I will start with a description of what our Sundays looked like pre-lockdown and post-lockdown. I have a feeling that even after all of these lockdowns finish church might never go back to being the same as it was before. I’m hoping that there are things that we’ve learned from this experience that will help us to make our church attendance even more meaningful in the future, so I want to record now what it has been so I can remember in the future.
This year our ward met at 10:30am (which is my favorite time for church, I’m really ticked that COVID has robbed us of so many months of that meeting time). Each Sunday morning I would need to get all 6 of us showered, dressed, hair done, fed, diaper bag packed, lessons prepared, shoes on and everyone in the car by about 10:20am.
Since my husband rarely gets up before 9am (and I try to avoid traipsing the kids in and out of our bathroom while he sleeps) the whole rigamorole had to happen in less than an hour and a half. I would try frequently to get as much organized on Saturday night to avoid the scramble, but most Sundays still found us sliding in a little late and a lot frazzled just before the sacrament if we were lucky… just after it if we weren’t.
Sacrament meeting was frequently spent trying to keep our 2 year old reasonably reverent and the kids quietly occupied with coloring or snacks in the hope that my husband or I could glean a little bit from the 3+ talks in the meeting. I have the rule that no distractions come out until after the sacrament, and that if I have to take a child into the hall they don’t get any freedom to move around. I try to be careful not to reward misbehaving in sacrament meeting with the freedom to play in the halls. Although a lot of what I’ve written about deals more with discipline, I really did enjoy those sacrament meetings. Even when I couldn’t pay full attention to every second of the talks I pretty much always walked away with a few moments that touched my heart and had a message for me personally. Attending sacrament meeting always was a boost for my week and well worth the hassle of bringing my circus to it.
For second hour my husband would head off to Sunday School (he’s our ward’s Sunday School president), my older 3 would head off to primary, and I would go to nursery with our youngest (my current calling is as a nursery leader). I have the younger class of nursery kids so our main goal was to minimize crying for the full hour 😛 We would squeeze in a super brief lesson and have some fun with singing time, but primarily the kids played with toys and I would chat with my partner and the other parents that were trying to acclimate their kids to nursery.
I love little kids so I don’t totally mind being in the nursery but I really miss attending Relief Society. I like Sunday School well enough, but I miss Relief Society. Having the opportunity to connect with the other women in my ward is something my soul needs more than the discussions in Sunday School. It has helped at least to have another teacher that I enjoy visiting with and that we have lots of parents that end up staying around to help their kids acclimate to nursery – but it’s not the same. When I was growing up I probably would have thought that was crazy but I cannot adequately express how grateful I am for the organization of the Relief Society. Not just for the Sunday meetings but just for the unity of sisters and the support system we have. I love being a member of the Relief Society.

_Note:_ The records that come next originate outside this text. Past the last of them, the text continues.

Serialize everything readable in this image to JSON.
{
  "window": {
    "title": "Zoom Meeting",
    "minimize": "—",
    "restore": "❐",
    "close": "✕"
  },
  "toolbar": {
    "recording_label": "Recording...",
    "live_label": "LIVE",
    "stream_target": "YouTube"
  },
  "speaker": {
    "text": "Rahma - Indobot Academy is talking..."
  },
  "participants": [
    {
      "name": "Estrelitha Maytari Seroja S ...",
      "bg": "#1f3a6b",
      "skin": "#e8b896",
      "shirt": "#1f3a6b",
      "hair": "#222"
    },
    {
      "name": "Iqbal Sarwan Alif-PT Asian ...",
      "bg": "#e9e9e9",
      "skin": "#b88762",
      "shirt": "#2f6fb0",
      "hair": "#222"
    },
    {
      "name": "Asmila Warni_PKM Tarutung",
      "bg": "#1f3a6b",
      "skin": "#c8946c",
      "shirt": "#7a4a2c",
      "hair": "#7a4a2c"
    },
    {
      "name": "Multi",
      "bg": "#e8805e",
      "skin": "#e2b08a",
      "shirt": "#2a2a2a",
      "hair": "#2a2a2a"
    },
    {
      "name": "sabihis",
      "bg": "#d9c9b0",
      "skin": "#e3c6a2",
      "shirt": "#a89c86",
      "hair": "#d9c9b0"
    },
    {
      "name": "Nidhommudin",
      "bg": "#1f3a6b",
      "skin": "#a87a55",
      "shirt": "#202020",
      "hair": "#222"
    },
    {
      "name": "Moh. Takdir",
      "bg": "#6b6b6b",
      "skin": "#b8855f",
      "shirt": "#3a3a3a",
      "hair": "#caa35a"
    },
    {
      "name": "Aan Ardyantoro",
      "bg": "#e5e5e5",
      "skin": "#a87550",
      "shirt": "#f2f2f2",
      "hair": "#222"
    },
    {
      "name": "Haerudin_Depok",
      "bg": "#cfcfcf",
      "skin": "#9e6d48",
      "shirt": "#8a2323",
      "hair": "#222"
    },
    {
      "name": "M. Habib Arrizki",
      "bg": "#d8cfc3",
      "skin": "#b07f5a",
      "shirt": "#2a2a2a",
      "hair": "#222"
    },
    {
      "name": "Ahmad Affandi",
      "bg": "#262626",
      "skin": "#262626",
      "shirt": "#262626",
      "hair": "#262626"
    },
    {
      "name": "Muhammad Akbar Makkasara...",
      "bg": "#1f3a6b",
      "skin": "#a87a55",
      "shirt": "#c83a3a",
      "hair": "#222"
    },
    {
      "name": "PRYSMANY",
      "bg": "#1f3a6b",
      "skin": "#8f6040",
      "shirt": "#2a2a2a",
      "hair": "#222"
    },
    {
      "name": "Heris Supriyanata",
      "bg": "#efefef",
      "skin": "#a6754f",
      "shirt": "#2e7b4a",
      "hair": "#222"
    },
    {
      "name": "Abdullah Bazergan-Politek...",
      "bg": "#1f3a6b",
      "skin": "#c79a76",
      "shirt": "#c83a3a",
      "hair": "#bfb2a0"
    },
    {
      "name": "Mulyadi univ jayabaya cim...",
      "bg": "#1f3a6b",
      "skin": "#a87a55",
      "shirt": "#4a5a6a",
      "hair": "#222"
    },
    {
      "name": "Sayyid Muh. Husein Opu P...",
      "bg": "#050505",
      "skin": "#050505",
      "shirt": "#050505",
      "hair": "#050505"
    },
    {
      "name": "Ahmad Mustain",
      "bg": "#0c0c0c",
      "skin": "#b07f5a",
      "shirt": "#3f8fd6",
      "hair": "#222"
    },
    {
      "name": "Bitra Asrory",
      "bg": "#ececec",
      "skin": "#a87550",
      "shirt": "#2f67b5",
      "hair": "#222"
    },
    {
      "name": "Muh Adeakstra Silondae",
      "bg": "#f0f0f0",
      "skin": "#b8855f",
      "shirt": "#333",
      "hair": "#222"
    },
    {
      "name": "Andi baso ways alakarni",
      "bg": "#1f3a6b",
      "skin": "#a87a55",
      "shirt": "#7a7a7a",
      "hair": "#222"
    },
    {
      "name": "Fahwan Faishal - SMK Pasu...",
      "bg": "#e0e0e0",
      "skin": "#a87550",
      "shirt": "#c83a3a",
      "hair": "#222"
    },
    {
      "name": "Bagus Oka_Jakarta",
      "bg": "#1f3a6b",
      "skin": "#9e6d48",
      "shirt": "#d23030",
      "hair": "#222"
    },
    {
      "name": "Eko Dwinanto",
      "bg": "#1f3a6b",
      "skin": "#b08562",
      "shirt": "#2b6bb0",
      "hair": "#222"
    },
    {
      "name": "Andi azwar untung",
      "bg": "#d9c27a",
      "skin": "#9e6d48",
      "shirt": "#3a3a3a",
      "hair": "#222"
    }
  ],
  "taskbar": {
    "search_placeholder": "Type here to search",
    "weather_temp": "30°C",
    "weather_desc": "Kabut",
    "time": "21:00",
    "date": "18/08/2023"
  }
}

Having been in nursery since my oldest was in nursery (my youngest is the only one who has been good at going to nursery on his own… so of course he’s the one that I was called to be a nursery leader for :P) I have to say that I super appreciated the change from the 3 hour block to the 2 hour block for nursery kids. It’s SO much easier to keep nursery kids happy for 1 hour than 2 – not just half as easy, like 100x easier. I’ve been grateful for the opportunity to serve and I’m really grateful for the friends that I’ve made connections with as a nursery leader.
After church we would gather everyone back up, drive home, and eat lunch. By the time lunch was over I was typically EXHAUSTED and as much as I would try to stay awake I almost always would fall asleep for most of the afternoon while my husband took care of the kids. Then it was time to make dinner and feed everyone. In the evenings we would sometimes do games as a family, or go outside, or just leave everyone to their own devices. Then bedtime as usual and that’s our Sabbath.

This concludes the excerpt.